Потом мне что-то вкололи и стало совсем нехорошо: накатывало асфальтовым катком на сознание, плющило, выдавливало душевный ливер, так невозможно, что если бы были свободны руки, то сразу в петлю. Мне продолжали задавать одни и те же вопросы, но не мои ответы их интересовали, а мои муки – нормальные люди таким паскудным ремеслом заниматься не станут. Снимали с кресла меня бандеровцы вдвоём – мой палач позвал охранника, – стоять на ногах я не мог, и никакие пинки не могли меня заставить идти до камеры своим ходом. Я был как варёный, и вот когда меня отстёгивали с кресла, а потом стаскивали, вот тут и выпал мне шанс. Я, когда меня пытались первый раз вздёрнуть, поставить на ноги, приподнялся и завалился вперёд и на бок, попал пятернёй в тележку, ну и упал лицом вперёд. Мне никак нельзя было терять сознание, потеряй я его и всё – неизбежная мучительная смерть. Пришлось терпеть то, что терпеть было невозможно, мной вытерли весь коридор от пыточной и до камеры. И только когда меня кинули в душную тесноту тюрьмы, я отключился. Своего я добился.
Моего пробуждения ждали плохие новости – ребята не выдержали пытки. Саша и Дима рассказали всё, о чём знали. Первым пытки огнём не выдержал Саша, а за ним, последовав его примеру, заговорил и Дима.

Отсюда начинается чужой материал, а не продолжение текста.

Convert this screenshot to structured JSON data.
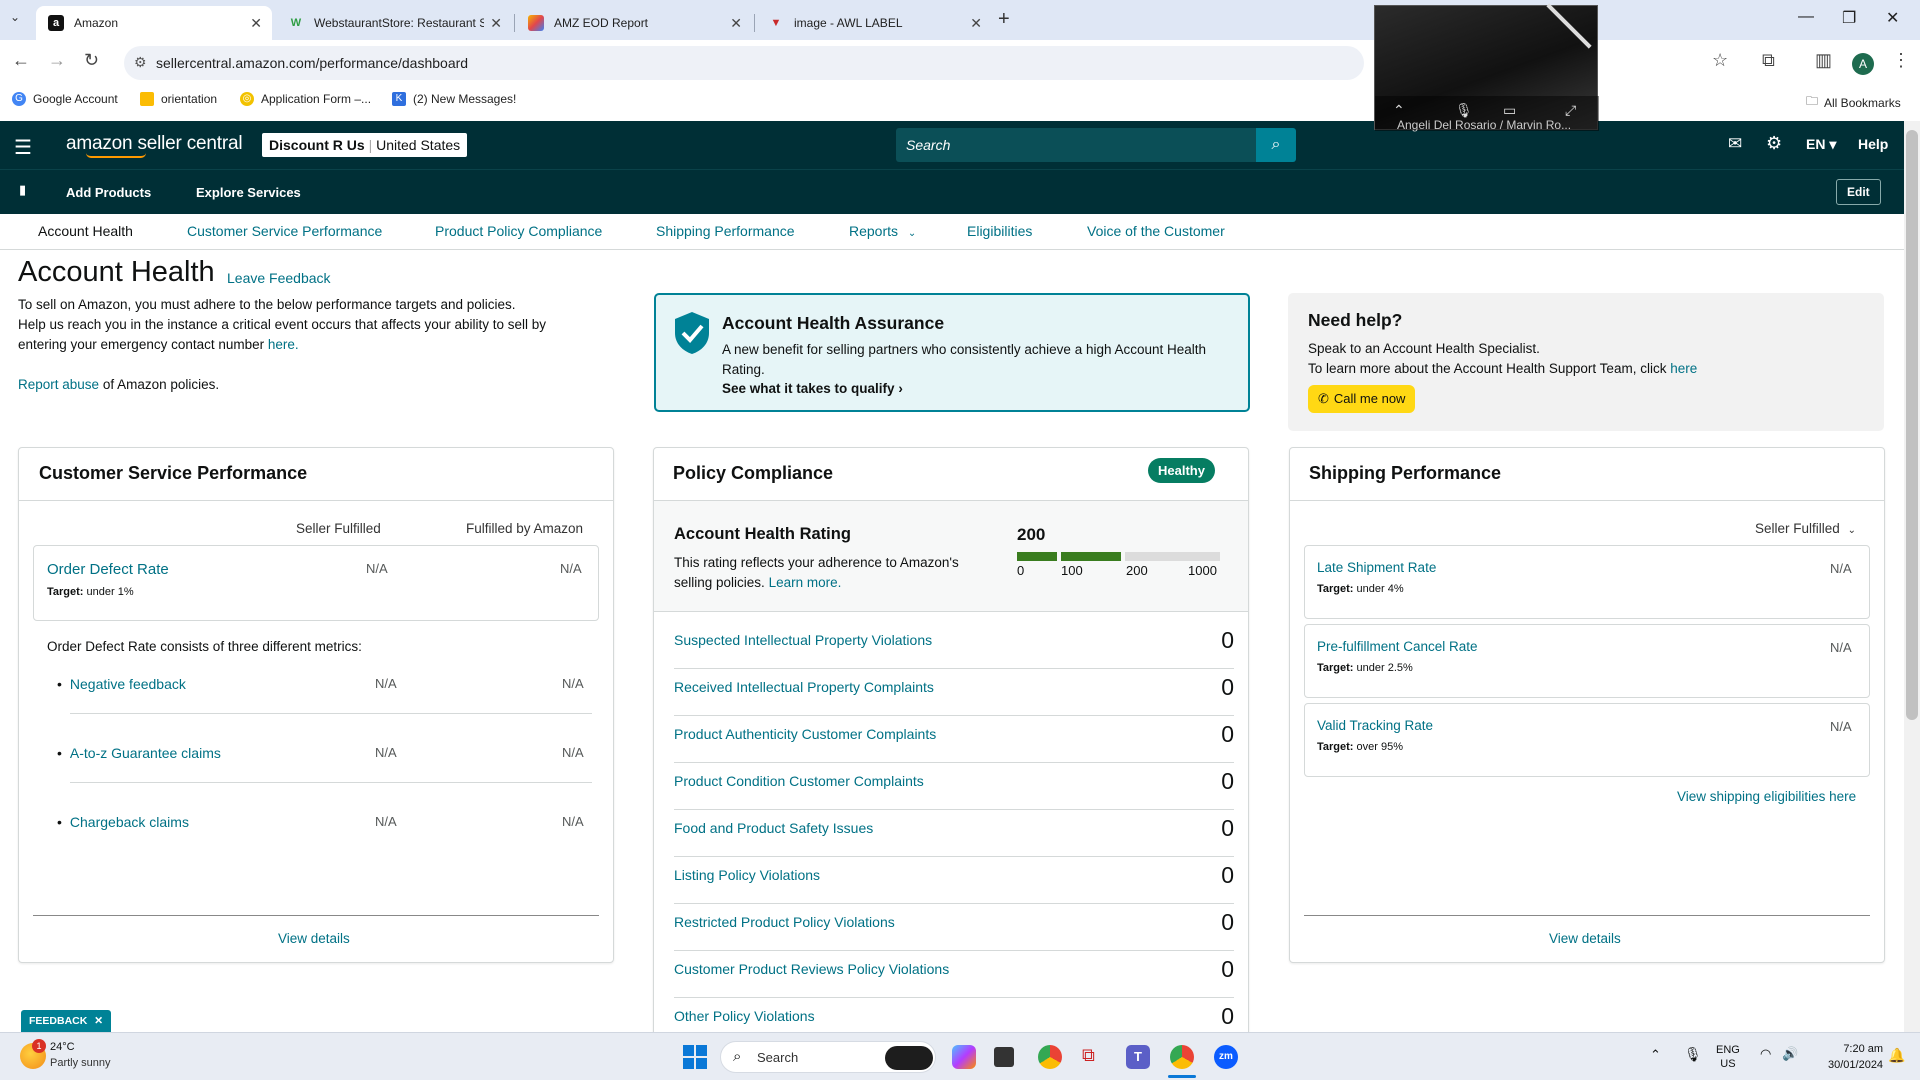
{
  "browser": {
    "tabs": [
      {
        "title": "Amazon"
      },
      {
        "title": "WebstaurantStore: Restaurant S"
      },
      {
        "title": "AMZ EOD Report"
      },
      {
        "title": "image - AWL LABEL"
      }
    ],
    "url": "sellercentral.amazon.com/performance/dashboard",
    "bookmarks": [
      "Google Account",
      "orientation",
      "Application Form –...",
      "(2) New Messages!"
    ],
    "all_bookmarks": "All Bookmarks",
    "profile_initial": "A",
    "video_overlay_caption": "Angeli Del Rosario / Marvin Ro..."
  },
  "seller_central": {
    "logo": "amazon seller central",
    "store": "Discount R Us",
    "region": "United States",
    "search_placeholder": "Search",
    "language": "EN",
    "help": "Help",
    "sub_nav": [
      "Add Products",
      "Explore Services"
    ],
    "edit": "Edit",
    "tabs": [
      "Account Health",
      "Customer Service Performance",
      "Product Policy Compliance",
      "Shipping Performance",
      "Reports",
      "Eligibilities",
      "Voice of the Customer"
    ]
  },
  "page": {
    "title": "Account Health",
    "leave_feedback": "Leave Feedback",
    "intro_line1": "To sell on Amazon, you must adhere to the below performance targets and policies.",
    "intro_line2": "Help us reach you in the instance a critical event occurs that affects your ability to sell by",
    "intro_line3": "entering your emergency contact number",
    "intro_here": "here.",
    "report_abuse": "Report abuse",
    "report_abuse_rest": "of Amazon policies."
  },
  "assurance": {
    "title": "Account Health Assurance",
    "body": "A new benefit for selling partners who consistently achieve a high Account Health Rating.",
    "cta": "See what it takes to qualify"
  },
  "help_box": {
    "title": "Need help?",
    "line1": "Speak to an Account Health Specialist.",
    "line2": "To learn more about the Account Health Support Team, click",
    "here": "here",
    "button": "Call me now"
  },
  "csp": {
    "title": "Customer Service Performance",
    "col1": "Seller Fulfilled",
    "col2": "Fulfilled by Amazon",
    "odr_label": "Order Defect Rate",
    "odr_target_label": "Target:",
    "odr_target": "under 1%",
    "odr_sf": "N/A",
    "odr_fba": "N/A",
    "consists": "Order Defect Rate consists of three different metrics:",
    "metrics": [
      {
        "label": "Negative feedback",
        "sf": "N/A",
        "fba": "N/A"
      },
      {
        "label": "A-to-z Guarantee claims",
        "sf": "N/A",
        "fba": "N/A"
      },
      {
        "label": "Chargeback claims",
        "sf": "N/A",
        "fba": "N/A"
      }
    ],
    "view_details": "View details"
  },
  "policy": {
    "title": "Policy Compliance",
    "status": "Healthy",
    "status_color": "#067d62",
    "ahr_label": "Account Health Rating",
    "ahr_value": "200",
    "ahr_desc1": "This rating reflects your adherence to Amazon's",
    "ahr_desc2": "selling policies.",
    "learn_more": "Learn more.",
    "scale": [
      "0",
      "100",
      "200",
      "1000"
    ],
    "items": [
      {
        "label": "Suspected Intellectual Property Violations",
        "count": "0"
      },
      {
        "label": "Received Intellectual Property Complaints",
        "count": "0"
      },
      {
        "label": "Product Authenticity Customer Complaints",
        "count": "0"
      },
      {
        "label": "Product Condition Customer Complaints",
        "count": "0"
      },
      {
        "label": "Food and Product Safety Issues",
        "count": "0"
      },
      {
        "label": "Listing Policy Violations",
        "count": "0"
      },
      {
        "label": "Restricted Product Policy Violations",
        "count": "0"
      },
      {
        "label": "Customer Product Reviews Policy Violations",
        "count": "0"
      },
      {
        "label": "Other Policy Violations",
        "count": "0"
      }
    ]
  },
  "shipping": {
    "title": "Shipping Performance",
    "filter": "Seller Fulfilled",
    "metrics": [
      {
        "label": "Late Shipment Rate",
        "target_label": "Target:",
        "target": "under 4%",
        "value": "N/A"
      },
      {
        "label": "Pre-fulfillment Cancel Rate",
        "target_label": "Target:",
        "target": "under 2.5%",
        "value": "N/A"
      },
      {
        "label": "Valid Tracking Rate",
        "target_label": "Target:",
        "target": "over 95%",
        "value": "N/A"
      }
    ],
    "eligibility_link": "View shipping eligibilities here",
    "view_details": "View details"
  },
  "feedback_tab": "FEEDBACK",
  "taskbar": {
    "weather_temp": "24°C",
    "weather_desc": "Partly sunny",
    "weather_badge": "1",
    "search": "Search",
    "lang1": "ENG",
    "lang2": "US",
    "time": "7:20 am",
    "date": "30/01/2024"
  }
}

– Плохо, парни, – сказал я, когда узнал о их слабости.
– А ты, что же, ничего не сказал? – спросил Саша.
– Пока ничего, эхе-хе, – я, кряхтя, встал – левая нога почти не гнулась, колено опухло. – Я ведь ни какой-то там герой бесстрашный, просто помнил, что мои слова могут убить… убить наших, русских мужиков, понимаете?

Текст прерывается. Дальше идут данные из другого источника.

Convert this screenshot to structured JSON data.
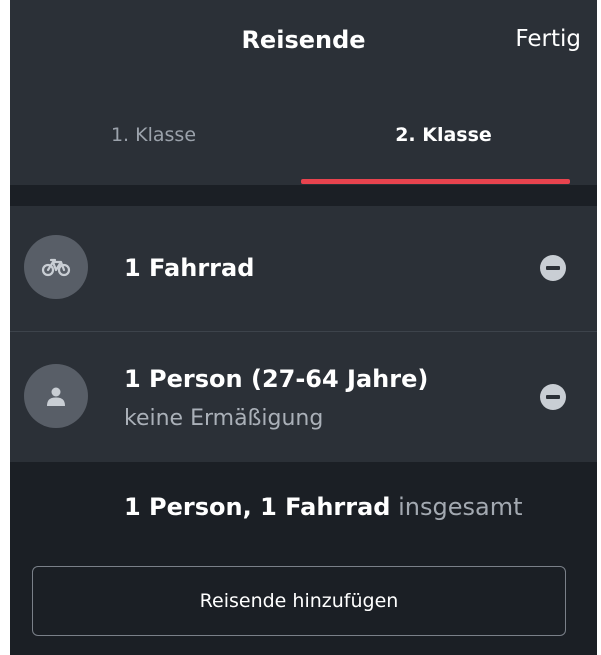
{
  "header": {
    "title": "Reisende",
    "done_label": "Fertig"
  },
  "tabs": [
    {
      "label": "1. Klasse",
      "selected": false
    },
    {
      "label": "2. Klasse",
      "selected": true
    }
  ],
  "accent_color": "#e8434e",
  "rows": [
    {
      "icon": "bicycle-icon",
      "label": "1 Fahrrad",
      "sub": ""
    },
    {
      "icon": "person-icon",
      "label": "1 Person (27-64 Jahre)",
      "sub": "keine Ermäßigung"
    }
  ],
  "summary": {
    "count_text": "1 Person, 1 Fahrrad",
    "suffix": "insgesamt"
  },
  "add_button_label": "Reisende hinzufügen"
}
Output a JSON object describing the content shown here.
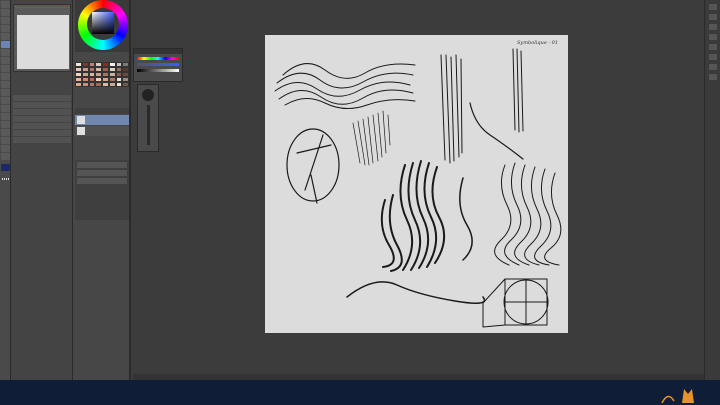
{
  "canvas_note": "Symbolique - 01",
  "colors": {
    "ui_bg": "#3c3c3c",
    "canvas_bg": "#dcdcdc",
    "taskbar": "#0f1d36",
    "accent_selected": "#7088b0",
    "logo_orange": "#e8922a"
  },
  "palette_colors": [
    "#f3e6da",
    "#7a3a2c",
    "#b88776",
    "#d8c8c0",
    "#8e2d1f",
    "#f0f0f0",
    "#c0c0c0",
    "#7a7a7a",
    "#e8c8b8",
    "#c89a86",
    "#b0736a",
    "#d9b7a0",
    "#a55c4b",
    "#e0cfc4",
    "#9c6a5a",
    "#5a3a30",
    "#f5d5c0",
    "#d0a090",
    "#e6b59c",
    "#c9a28f",
    "#a8745f",
    "#c4b0a6",
    "#8c5c4c",
    "#6b4a3f",
    "#e8b598",
    "#cc8a70",
    "#b86a50",
    "#f0d0b8",
    "#d5a58a",
    "#a87860",
    "#e8e0d8",
    "#9a8a80",
    "#d6a890",
    "#c49080",
    "#b07a68",
    "#9a6a58",
    "#dbbba8",
    "#c8a898",
    "#f0e0d0",
    "#6a5a50"
  ]
}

– Да они дислокацию, наверняка, уже сменили, – предположил Дима. Смотреть на него было страшно: лицо синее, опухло, глаза щёлочки, на трех пальцах правой руки не хватает ногтей, а мясо сочится розово-прозрачной сукровицей.

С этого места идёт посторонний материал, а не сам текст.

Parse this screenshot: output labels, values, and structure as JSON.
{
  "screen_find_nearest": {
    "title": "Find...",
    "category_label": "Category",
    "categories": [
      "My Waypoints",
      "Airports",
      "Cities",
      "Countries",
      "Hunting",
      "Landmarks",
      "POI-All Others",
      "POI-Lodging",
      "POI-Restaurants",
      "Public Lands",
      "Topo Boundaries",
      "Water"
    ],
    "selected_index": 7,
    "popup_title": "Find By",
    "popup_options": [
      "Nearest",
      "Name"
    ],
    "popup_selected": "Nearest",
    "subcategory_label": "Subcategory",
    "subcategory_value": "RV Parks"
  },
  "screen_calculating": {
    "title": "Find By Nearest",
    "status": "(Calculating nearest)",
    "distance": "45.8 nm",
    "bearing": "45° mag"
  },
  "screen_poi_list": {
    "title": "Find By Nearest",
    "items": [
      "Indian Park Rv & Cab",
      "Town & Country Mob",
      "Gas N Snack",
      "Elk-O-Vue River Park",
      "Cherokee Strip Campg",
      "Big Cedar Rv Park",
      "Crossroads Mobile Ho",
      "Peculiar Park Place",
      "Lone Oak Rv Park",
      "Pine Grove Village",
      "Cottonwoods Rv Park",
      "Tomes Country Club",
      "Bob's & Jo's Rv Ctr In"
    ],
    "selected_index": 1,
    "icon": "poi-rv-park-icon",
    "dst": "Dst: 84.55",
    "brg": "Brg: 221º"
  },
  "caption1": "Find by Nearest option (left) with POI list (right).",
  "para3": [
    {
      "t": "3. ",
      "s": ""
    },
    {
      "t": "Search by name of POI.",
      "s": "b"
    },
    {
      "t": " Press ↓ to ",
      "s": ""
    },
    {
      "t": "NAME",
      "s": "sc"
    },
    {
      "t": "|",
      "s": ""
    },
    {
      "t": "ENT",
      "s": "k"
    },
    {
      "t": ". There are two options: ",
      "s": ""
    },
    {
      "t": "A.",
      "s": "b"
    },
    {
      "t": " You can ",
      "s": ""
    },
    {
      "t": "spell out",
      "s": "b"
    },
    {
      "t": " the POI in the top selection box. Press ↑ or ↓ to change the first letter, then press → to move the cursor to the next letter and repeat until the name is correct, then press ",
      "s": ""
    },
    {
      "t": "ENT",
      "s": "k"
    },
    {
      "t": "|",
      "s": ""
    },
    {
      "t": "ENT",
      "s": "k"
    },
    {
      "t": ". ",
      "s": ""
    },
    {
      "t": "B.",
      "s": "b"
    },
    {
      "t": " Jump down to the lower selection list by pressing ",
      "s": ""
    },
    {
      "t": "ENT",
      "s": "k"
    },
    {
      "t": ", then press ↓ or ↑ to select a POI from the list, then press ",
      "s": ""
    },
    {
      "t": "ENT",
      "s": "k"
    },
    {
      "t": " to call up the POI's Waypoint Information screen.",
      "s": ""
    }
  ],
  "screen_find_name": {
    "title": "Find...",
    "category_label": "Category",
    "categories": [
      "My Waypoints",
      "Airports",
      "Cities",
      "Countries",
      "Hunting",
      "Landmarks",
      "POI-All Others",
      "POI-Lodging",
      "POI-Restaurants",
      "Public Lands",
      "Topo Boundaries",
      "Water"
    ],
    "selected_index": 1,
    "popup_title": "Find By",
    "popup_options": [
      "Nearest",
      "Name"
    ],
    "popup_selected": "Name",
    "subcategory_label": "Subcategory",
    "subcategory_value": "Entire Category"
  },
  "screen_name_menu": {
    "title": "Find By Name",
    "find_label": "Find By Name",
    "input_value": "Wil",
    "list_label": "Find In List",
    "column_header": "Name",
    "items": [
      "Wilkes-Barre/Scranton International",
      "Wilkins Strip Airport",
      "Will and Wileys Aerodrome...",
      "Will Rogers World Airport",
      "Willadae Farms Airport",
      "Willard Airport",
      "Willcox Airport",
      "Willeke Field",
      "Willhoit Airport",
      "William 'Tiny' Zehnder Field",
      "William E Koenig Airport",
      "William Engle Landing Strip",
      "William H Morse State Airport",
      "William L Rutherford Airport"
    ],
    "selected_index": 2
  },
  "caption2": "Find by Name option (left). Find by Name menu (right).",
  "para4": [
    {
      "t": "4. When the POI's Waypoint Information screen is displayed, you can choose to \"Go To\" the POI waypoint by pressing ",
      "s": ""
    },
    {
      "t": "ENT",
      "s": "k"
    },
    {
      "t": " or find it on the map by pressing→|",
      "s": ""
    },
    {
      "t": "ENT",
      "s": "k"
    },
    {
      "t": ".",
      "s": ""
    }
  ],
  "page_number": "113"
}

– А если не сменили? Двое суток прошло всего. Может быть, они нас ждут ещё.
– Ну это навряд ли. Мы на связь-то не выходили, – сказал Дима.
– Нас уже списали, – поддакнул Саша.
– У-у, парни, так мы далеко зайдём. – Если сейчас их не одёрнуть, то, действительно, договориться они могут до чего угодно, свою слабость оправдывая, а от неё, этой слабости проклятой, до предательства всего один шаг. – Думаю, кончат нас при любом раскладе. Пытать будут пока не сдохнем; что им не расскажи, всё будет мало. Пленные им сейчас ни к чему, они наступают, до Москвы 200 километров, если только в подручные к ним не пойти.
– Ты что, с ума сошёл? – возмутился Дима.
– Да, друг, ты уж чего-то не того, – обиженно, как малый ребёнок, проканючил Саша.
Вот этого мне было и нужно, они маленько разозлились, теперь готовы слушать.
– Значит так, братья, обо всём этом мы поговорим позже, когда выберемся отсюда, а то что мы можем сбежать, я не сомневаюсь.
– Что?
– Как?
– Спокойно. Слушайте…
Третий раз нас повели на допрос, должно быть, под утро. И когда эти палачи отдыхали-то сами? Непонятно. Хотя, судя по зрачкам того, кто меня пытал, у него не просто не все дома, он увлекался наркотическими стимуляторами. В этот раз в пыточную нас вёл всего один сонный бандеровец, совсем молодой, видно, его ветераны наградили повинностью вести нас на пытку из воспитательных соображений. Он злился, что ему не дали покемарить как следует, и отыгрывался на нас, тыча прикладом между лопаток, по затылкам, отвешивая пинки. Мы старались, не тормозили, чуть ли не бегом бежали к нашей боли, но не из-за его ударов, а скорее из предвкушения.